Well, you have to think about this in terms of probability:
If your threshold for being very certain and having a lot of conviction in a stance is very low, but your threshold for changing your mind after that point is very high, then you can get fanatically locked into a course of action just because you thought it or said it.
It’s a way of accidentally treating your own thoughts or speech as supporting evidence just because those thoughts or speech are yours. Eckhart Tolle is especially good at explaining the dynamics of identifying with one’s own thoughts or speech. This can very much lock our steering wheel on a course we don’t really want to be on because we feel any questioning of the course is a personal attack on ourselves.
It functions like a lobster pot: it’s dangerously easy for us to end up with a certain thought, feeling, or belief; but once we’ve identified with it, it can be fiendishly difficult for us to back out of it, often preferring actual material harm in order to save ourselves from egoic harm.
To satirise this mechanism the same exaggerated way Kahneman satirised non-transitivity with the delicatessen example:
If you hear the rumble strips on the edge of the road warning you that you’re veering off: should you course correct or veer off into the ditch and kill yourself to spite the rumble strips?
A system with a failsafe mechanism is one that has a backup feature that kicks in to prevent catastrophe if something goes awry. This is why I call these kinds of behavioural patterns Failsure Mechanisms. If you allow your ego to cause you to run towards danger to spite warnings, then even tiny mistakes can end up spiralling into catastrophes.
Bringing back our mismatched thresholds again: it is a much safer way to live to have a higher threshold for being sure of something than your threshold for changing your mind because this lets you make small mistakes, and still be open to the feedback your environment is giving you to tell you to stop damaging yourself.
On the other hand: having a very low threshold for certainty but a very high threshold for changing your mind will result in you treating warnings of impending danger as if the warnings were the danger. Donald Trump learned this the hard way when he would punish his staff for giving him warnings or telling him bad news until he was surrounded by yes-men who would rather tell him things were hunky-dory as they were on a collision course.

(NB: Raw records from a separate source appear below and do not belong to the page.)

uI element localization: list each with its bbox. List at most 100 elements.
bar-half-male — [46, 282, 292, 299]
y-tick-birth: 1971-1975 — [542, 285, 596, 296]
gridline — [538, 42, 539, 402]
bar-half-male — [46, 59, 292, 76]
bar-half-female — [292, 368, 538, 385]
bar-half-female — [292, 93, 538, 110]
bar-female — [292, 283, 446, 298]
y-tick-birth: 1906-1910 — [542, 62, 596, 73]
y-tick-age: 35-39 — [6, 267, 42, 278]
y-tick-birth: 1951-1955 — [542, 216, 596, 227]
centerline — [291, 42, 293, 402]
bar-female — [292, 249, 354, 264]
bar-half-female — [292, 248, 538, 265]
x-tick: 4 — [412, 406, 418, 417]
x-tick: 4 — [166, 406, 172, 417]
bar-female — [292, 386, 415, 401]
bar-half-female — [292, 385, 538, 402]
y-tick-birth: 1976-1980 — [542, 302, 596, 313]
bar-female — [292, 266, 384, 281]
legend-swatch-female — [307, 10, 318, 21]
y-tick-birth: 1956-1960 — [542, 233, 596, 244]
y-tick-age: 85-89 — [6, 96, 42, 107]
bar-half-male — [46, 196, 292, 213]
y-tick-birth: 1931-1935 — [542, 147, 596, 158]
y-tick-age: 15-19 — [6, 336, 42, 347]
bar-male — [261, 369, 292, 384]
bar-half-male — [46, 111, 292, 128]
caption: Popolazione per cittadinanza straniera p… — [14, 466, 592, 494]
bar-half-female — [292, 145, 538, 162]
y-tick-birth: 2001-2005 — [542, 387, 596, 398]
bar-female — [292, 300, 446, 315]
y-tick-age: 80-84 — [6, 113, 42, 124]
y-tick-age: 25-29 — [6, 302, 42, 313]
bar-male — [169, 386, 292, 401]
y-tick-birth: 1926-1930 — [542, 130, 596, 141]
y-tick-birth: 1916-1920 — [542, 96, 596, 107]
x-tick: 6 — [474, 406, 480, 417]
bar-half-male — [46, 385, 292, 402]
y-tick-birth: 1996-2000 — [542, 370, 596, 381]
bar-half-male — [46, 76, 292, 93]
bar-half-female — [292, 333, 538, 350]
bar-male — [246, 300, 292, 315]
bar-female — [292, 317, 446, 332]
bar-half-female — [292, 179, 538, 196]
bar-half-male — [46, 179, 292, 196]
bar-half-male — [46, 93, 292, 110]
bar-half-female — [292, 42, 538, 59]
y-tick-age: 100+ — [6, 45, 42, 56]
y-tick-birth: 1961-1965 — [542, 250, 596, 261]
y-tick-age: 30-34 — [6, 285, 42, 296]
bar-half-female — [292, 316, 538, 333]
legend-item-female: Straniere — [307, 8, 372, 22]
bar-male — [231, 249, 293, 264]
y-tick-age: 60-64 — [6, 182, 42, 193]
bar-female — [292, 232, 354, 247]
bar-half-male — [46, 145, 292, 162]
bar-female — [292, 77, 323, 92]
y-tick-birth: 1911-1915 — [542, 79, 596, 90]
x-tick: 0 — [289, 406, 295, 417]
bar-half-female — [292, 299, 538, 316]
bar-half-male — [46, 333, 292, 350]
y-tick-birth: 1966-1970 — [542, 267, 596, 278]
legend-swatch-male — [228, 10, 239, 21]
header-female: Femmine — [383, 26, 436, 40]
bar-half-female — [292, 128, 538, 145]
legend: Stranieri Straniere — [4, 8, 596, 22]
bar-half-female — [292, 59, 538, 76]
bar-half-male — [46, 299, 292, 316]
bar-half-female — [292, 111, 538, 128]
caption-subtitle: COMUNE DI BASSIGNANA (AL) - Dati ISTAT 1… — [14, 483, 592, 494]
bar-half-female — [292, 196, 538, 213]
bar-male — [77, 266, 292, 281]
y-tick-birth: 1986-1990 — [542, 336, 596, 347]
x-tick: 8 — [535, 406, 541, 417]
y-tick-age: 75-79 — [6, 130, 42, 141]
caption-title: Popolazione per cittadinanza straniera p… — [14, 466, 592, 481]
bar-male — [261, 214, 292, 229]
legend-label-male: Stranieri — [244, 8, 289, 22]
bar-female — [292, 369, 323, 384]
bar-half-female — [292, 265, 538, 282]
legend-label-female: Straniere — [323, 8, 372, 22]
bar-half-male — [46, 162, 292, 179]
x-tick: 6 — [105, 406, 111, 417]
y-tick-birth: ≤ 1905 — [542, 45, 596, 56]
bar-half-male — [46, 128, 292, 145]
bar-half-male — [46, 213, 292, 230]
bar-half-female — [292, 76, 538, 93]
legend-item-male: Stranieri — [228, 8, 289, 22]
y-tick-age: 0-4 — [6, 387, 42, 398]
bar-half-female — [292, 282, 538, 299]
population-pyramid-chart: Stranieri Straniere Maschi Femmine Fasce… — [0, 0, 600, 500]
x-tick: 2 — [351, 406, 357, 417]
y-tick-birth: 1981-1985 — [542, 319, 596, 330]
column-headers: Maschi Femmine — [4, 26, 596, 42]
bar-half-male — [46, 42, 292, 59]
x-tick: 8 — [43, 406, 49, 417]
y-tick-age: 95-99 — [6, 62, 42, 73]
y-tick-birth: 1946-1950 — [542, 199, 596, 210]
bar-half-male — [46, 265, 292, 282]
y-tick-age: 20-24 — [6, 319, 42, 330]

Conviction + Vague = Convaguetion
As often happens, I feel we’re missing a word for the dangerous combination of conviction and certainty in a stance or idea that we’ve put precious little consideration into, or have close to zero evidence to support it. As annoying as it can be for everyone having to work or live with people who have this behavioural trait, it’s nothing next to the damage Convaguetion does to its host.